The Conservative government was a month away from revealing more of its digital economy strategy when Parliament fell, according to Industry Minister Tony Clement.
In an interview Tuesday, Clement (pictured), who is running for re-election in the Ontario cottage country riding of Parry Sound-Muskoka, said some details would have been announced May 2 at the annual Canada 3.0 conference in Stratford, Ont.
That’s election day, so he won’t be there. However, he wouldn’t say whether the policy will emerge during the election.
Asked if the party favours setting hard speed targets, as some governments have, Clement noted that by the end of this year 98 per cent of Canadian households will be able to subscribe to Internet service offering speeds of up to 1.5 megabits per second.
“That’s the bare minimum of broadband that can allow one to do anything,” he added. People in urban areas have access to much faster speeds, he said, “and we would like to have policies in place that would allow that to spread.”
Nor would he be drawn out on whether the election brings Conservative strategy out on two elements closely related to a digital strategy, liberalizing foreign investment in the telecommunications industry and the rules for the next wireless spectrum auctions.
He did say that the plan for revealing the Conservative digital strategy before the election was to roll it out in stages, including at the Canada 3.0 conference.
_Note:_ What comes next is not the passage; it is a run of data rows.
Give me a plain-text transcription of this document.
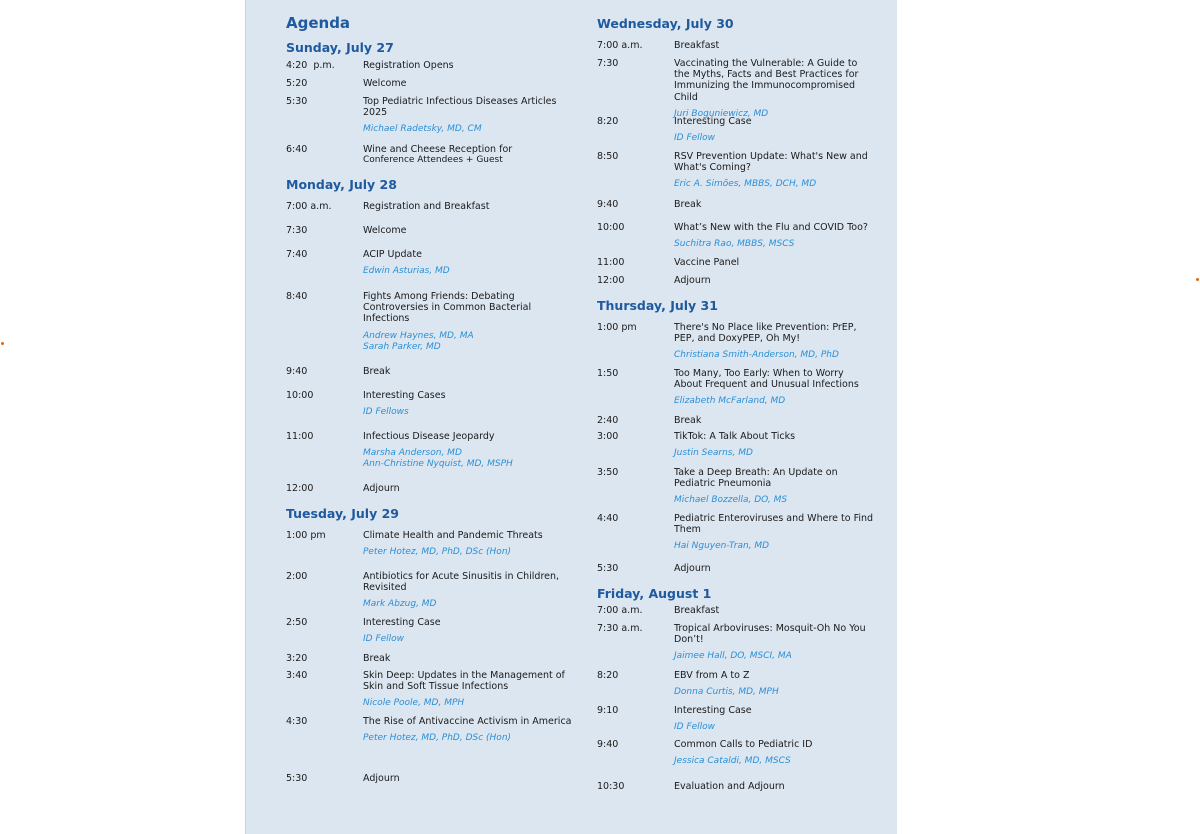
Agenda
Sunday, July 27
Monday, July 28
Tuesday, July 29
4:20  p.m.	Registration Opens
5:20	Welcome
5:30	Top Pediatric Infectious Diseases Articles 2025
Michael Radetsky, MD, CM
6:40	Wine and Cheese Reception for
Conference Attendees + Guest
7:00 a.m.	Registration and Breakfast
7:30	Welcome
7:40	ACIP Update
Edwin Asturias, MD
8:40	Fights Among Friends: Debating Controversies in Common Bacterial Infections
Andrew Haynes, MD, MA
Sarah Parker, MD
9:40	Break
10:00	Interesting Cases
ID Fellows
11:00	Infectious Disease Jeopardy
Marsha Anderson, MD
Ann-Christine Nyquist, MD, MSPH
12:00	Adjourn
1:00 pm	Climate Health and Pandemic Threats
Peter Hotez, MD, PhD, DSc (Hon)
2:00	Antibiotics for Acute Sinusitis in Children, Revisited
Mark Abzug, MD
2:50	Interesting Case
ID Fellow
3:20	Break
3:40	Skin Deep: Updates in the Management of Skin and Soft Tissue Infections
Nicole Poole, MD, MPH
4:30	The Rise of Antivaccine Activism in America
Peter Hotez, MD, PhD, DSc (Hon)
5:30	Adjourn
Wednesday, July 30
Thursday, July 31
Friday, August 1
7:00 a.m.	Breakfast
7:30	Vaccinating the Vulnerable: A Guide to the Myths, Facts and Best Practices for Immunizing the Immunocompromised Child
Juri Boguniewicz, MD
8:20	Interesting Case
ID Fellow
8:50	RSV Prevention Update: What's New and What's Coming?
Eric A. Simões, MBBS, DCH, MD
9:40	Break
10:00	What’s New with the Flu and COVID Too?
Suchitra Rao, MBBS, MSCS
11:00	Vaccine Panel
12:00	Adjourn
1:00 pm	There's No Place like Prevention: PrEP, PEP, and DoxyPEP, Oh My!
Christiana Smith-Anderson, MD, PhD
1:50	Too Many, Too Early: When to Worry About Frequent and Unusual Infections
Elizabeth McFarland, MD
2:40	Break
3:00	TikTok: A Talk About Ticks
Justin Searns, MD
3:50	Take a Deep Breath: An Update on Pediatric Pneumonia
Michael Bozzella, DO, MS
4:40	Pediatric Enteroviruses and Where to Find Them
Hai Nguyen-Tran, MD
5:30	Adjourn
7:00 a.m.	Breakfast
7:30 a.m.	Tropical Arboviruses: Mosquit-Oh No You Don’t!
Jaimee Hall, DO, MSCI, MA
8:20	EBV from A to Z
Donna Curtis, MD, MPH
9:10	Interesting Case
ID Fellow
9:40	Common Calls to Pediatric ID
Jessica Cataldi, MD, MSCS
10:30	Evaluation and Adjourn
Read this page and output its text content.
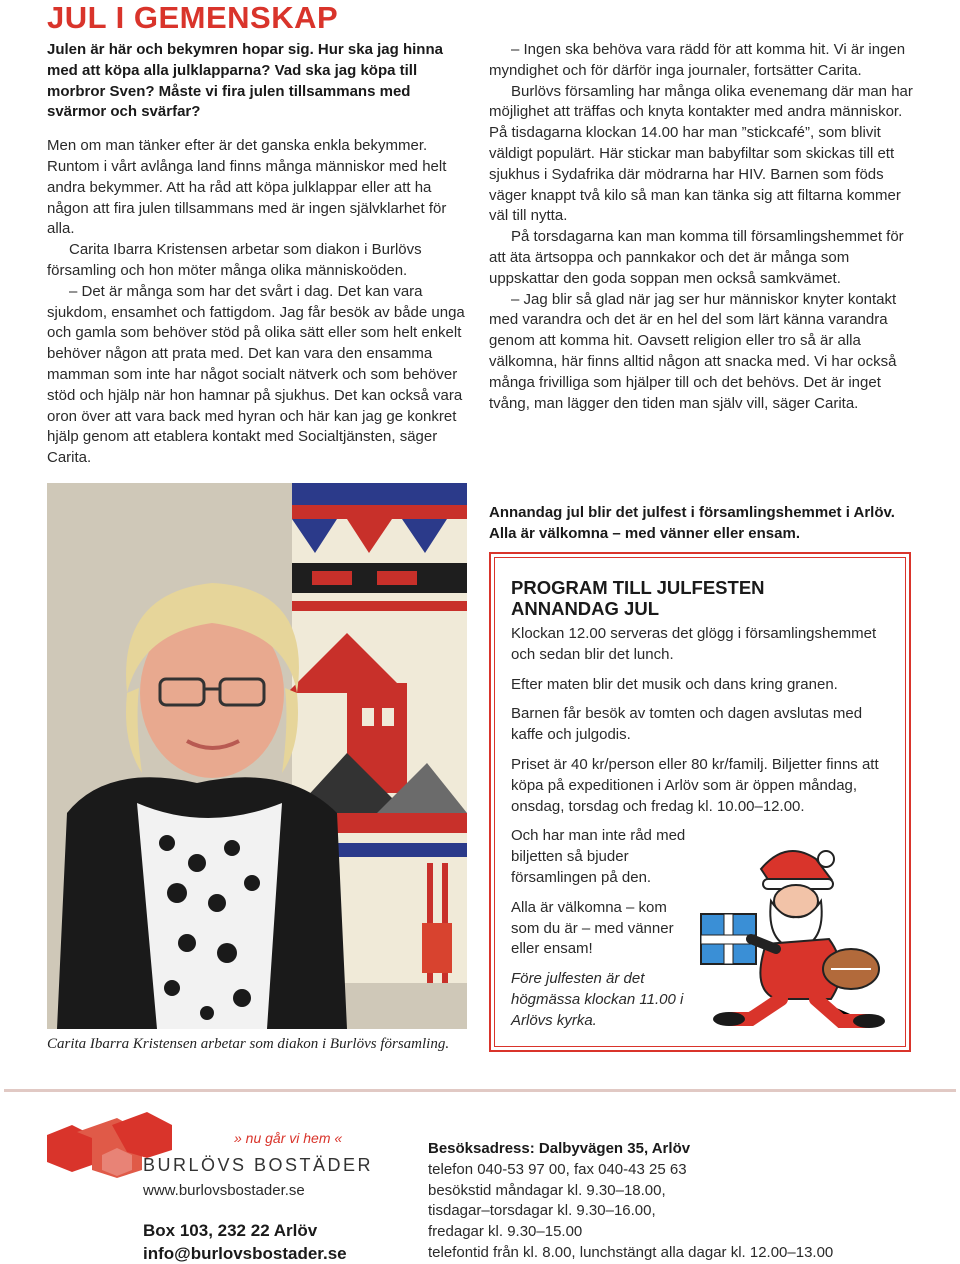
JUL I GEMENSKAP

Julen är här och bekymren hopar sig. Hur ska jag hinna med att köpa alla julklapparna? Vad ska jag köpa till morbror Sven? Måste vi fira julen tillsammans med svärmor och svärfar?

Men om man tänker efter är det ganska enkla bekymmer. Runtom i vårt avlånga land finns många människor med helt andra bekymmer. Att ha råd att köpa julklappar eller att ha någon att fira julen tillsammans med är ingen självklarhet för alla.

Carita Ibarra Kristensen arbetar som diakon i Burlövs församling och hon möter många olika människoöden.

– Det är många som har det svårt i dag. Det kan vara sjukdom, ensamhet och fattigdom. Jag får besök av både unga och gamla som behöver stöd på olika sätt eller som helt enkelt behöver någon att prata med. Det kan vara den ensamma mamman som inte har något socialt nätverk och som behöver stöd och hjälp när hon hamnar på sjukhus. Det kan också vara oron över att vara back med hyran och här kan jag ge konkret hjälp genom att etablera kontakt med Socialtjänsten, säger Carita.

– Ingen ska behöva vara rädd för att komma hit. Vi är ingen myndighet och för därför inga journaler, fortsätter Carita.

Burlövs församling har många olika evenemang där man har möjlighet att träffas och knyta kontakter med andra människor. På tisdagarna klockan 14.00 har man ”stickcafé”, som blivit väldigt populärt. Här stickar man babyfiltar som skickas till ett sjukhus i Sydafrika där mödrarna har HIV. Barnen som föds väger knappt två kilo så man kan tänka sig att filtarna kommer väl till nytta.

På torsdagarna kan man komma till församlingshemmet för att äta ärtsoppa och pannkakor och det är många som uppskattar den goda soppan men också samkvämet.

– Jag blir så glad när jag ser hur människor knyter kontakt med varandra och det är en hel del som lärt känna varandra genom att komma hit. Oavsett religion eller tro så är alla välkomna, här finns alltid någon att snacka med. Vi har också många frivilliga som hjälper till och det behövs. Det är inget tvång, man lägger den tiden man själv vill, säger Carita.

Carita Ibarra Kristensen arbetar som diakon i Burlövs församling.
Annandag jul blir det julfest i församlingshemmet i Arlöv. Alla är välkomna – med vänner eller ensam.
PROGRAM TILL JULFESTEN
ANNANDAG JUL

Klockan 12.00 serveras det glögg i församlingshemmet och sedan blir det lunch.

Efter maten blir det musik och dans kring granen.

Barnen får besök av tomten och dagen avslutas med kaffe och julgodis.

Priset är 40 kr/person eller 80 kr/familj. Biljetter finns att köpa på expeditionen i Arlöv som är öppen måndag, onsdag, torsdag och fredag kl. 10.00–12.00.

Och har man inte råd med biljetten så bjuder församlingen på den.

Alla är välkomna – kom som du är – med vänner eller ensam!

Före julfesten är det högmässa klockan 11.00 i Arlövs kyrka.

» nu går vi hem «
BURLÖVS BOSTÄDER
www.burlovsbostader.se
Box 103, 232 22 Arlöv
info@burlovsbostader.se
Besöksadress: Dalbyvägen 35, Arlöv
telefon 040-53 97 00, fax 040-43 25 63
besökstid måndagar kl. 9.30–18.00,
tisdagar–torsdagar kl. 9.30–16.00,
fredagar kl. 9.30–15.00
telefontid från kl. 8.00, lunchstängt alla dagar kl. 12.00–13.00
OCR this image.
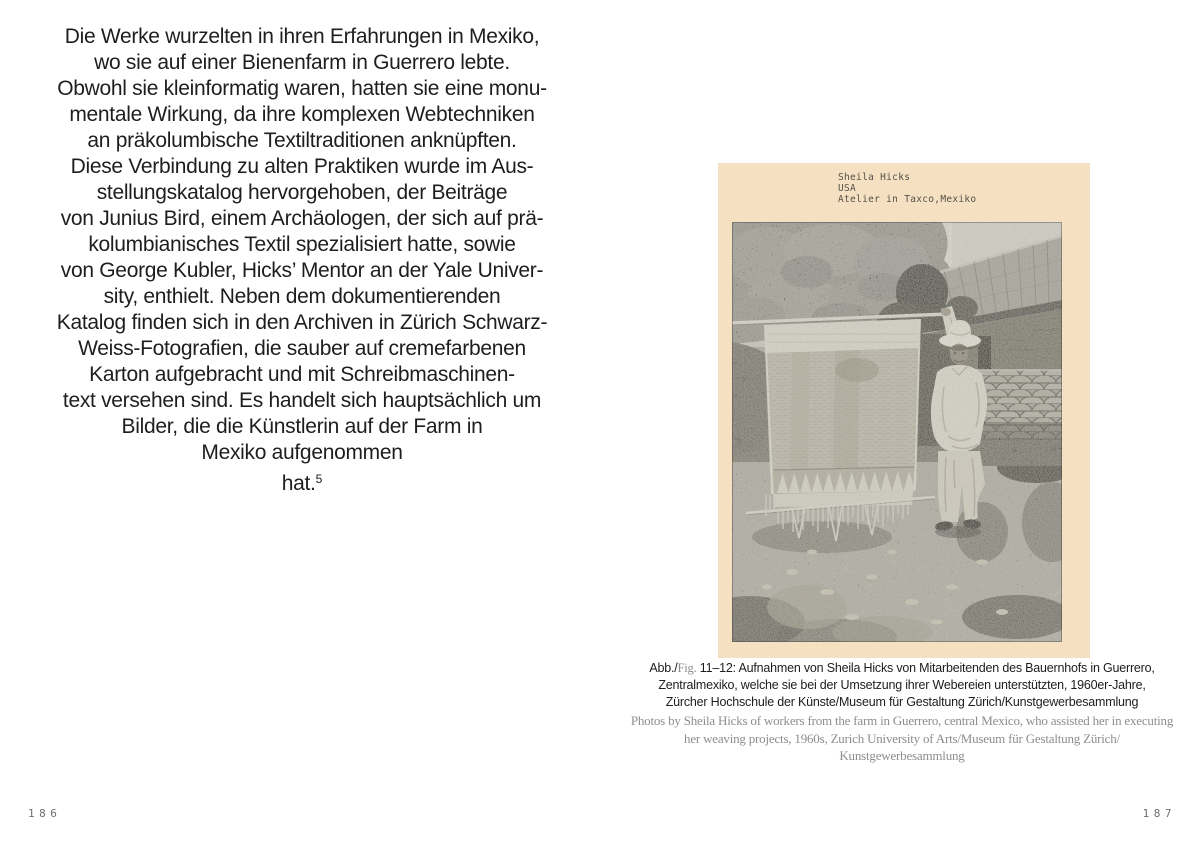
Die Werke wurzelten in ihren Erfahrungen in Mexiko,
wo sie auf einer Bienenfarm in Guerrero lebte.
Obwohl sie kleinformatig waren, hatten sie eine monu-
mentale Wirkung, da ihre komplexen Webtechniken
an präkolumbische Textiltraditionen anknüpften.
Diese Verbindung zu alten Praktiken wurde im Aus-
stellungskatalog hervorgehoben, der Beiträge
von Junius Bird, einem Archäologen, der sich auf prä-
kolumbianisches Textil spezialisiert hatte, sowie
von George Kubler, Hicks’ Mentor an der Yale Univer-
sity, enthielt. Neben dem dokumentierenden
Katalog finden sich in den Archiven in Zürich Schwarz-
Weiss-Fotografien, die sauber auf cremefarbenen
Karton aufgebracht und mit Schreibmaschinen-
text versehen sind. Es handelt sich hauptsächlich um
Bilder, die die Künstlerin auf der Farm in
Mexiko aufgenommen
hat.$^5$
186
Sheila Hicks
USA
Atelier in Taxco,Mexiko
Abb./Fig. 11–12: Aufnahmen von Sheila Hicks von Mitarbeitenden des Bauernhofs in Guerrero,
Zentralmexiko, welche sie bei der Umsetzung ihrer Webereien unterstützten, 1960er-Jahre,
Zürcher Hochschule der Künste/Museum für Gestaltung Zürich/Kunstgewerbesammlung
Photos by Sheila Hicks of workers from the farm in Guerrero, central Mexico, who assisted her in executing
her weaving projects, 1960s, Zurich University of Arts/Museum für Gestaltung Zürich/
Kunstgewerbesammlung
187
Because the 700 Mhz auction rules depend on a foreign telecom ownership policy, they were to be announced separately.
Asked if Tories will make a digital strategy a key plank in its election platform, Clement replied that funding for some digital strategy elements was part of the March 22 budget.
That included money to help small and medium businesses adopt information and communications technologies, to promote student enrolment in digital-related courses and to help digital content creators.
“That is something we will return to upon re-election when we re-introduce the budget,” he said.
The budget was lost when the government was defeated.
Another piece of the Conservatives’ digital strategy, Clement said, was revealed last November when he established a number of priority areas, including extending rural broadband, an intention to help businesses adopt digital technologies, helping the workforce increase their digital skills and increasing Canadian content online.
Some of the framework consists of funding and legislation already announced, such as the Connecting Rural Canadians program for extending broadband to underserved households, and introducing copyright and anti-spam legislation.
That framework was to be fleshed out through the budget announcements, the Canada 3.0 announcement and the creation of the foreign telecom ownership and spectrum auction policies.
Clement first announced the Harper government wanted to create a digital economy strategy 13 months ago.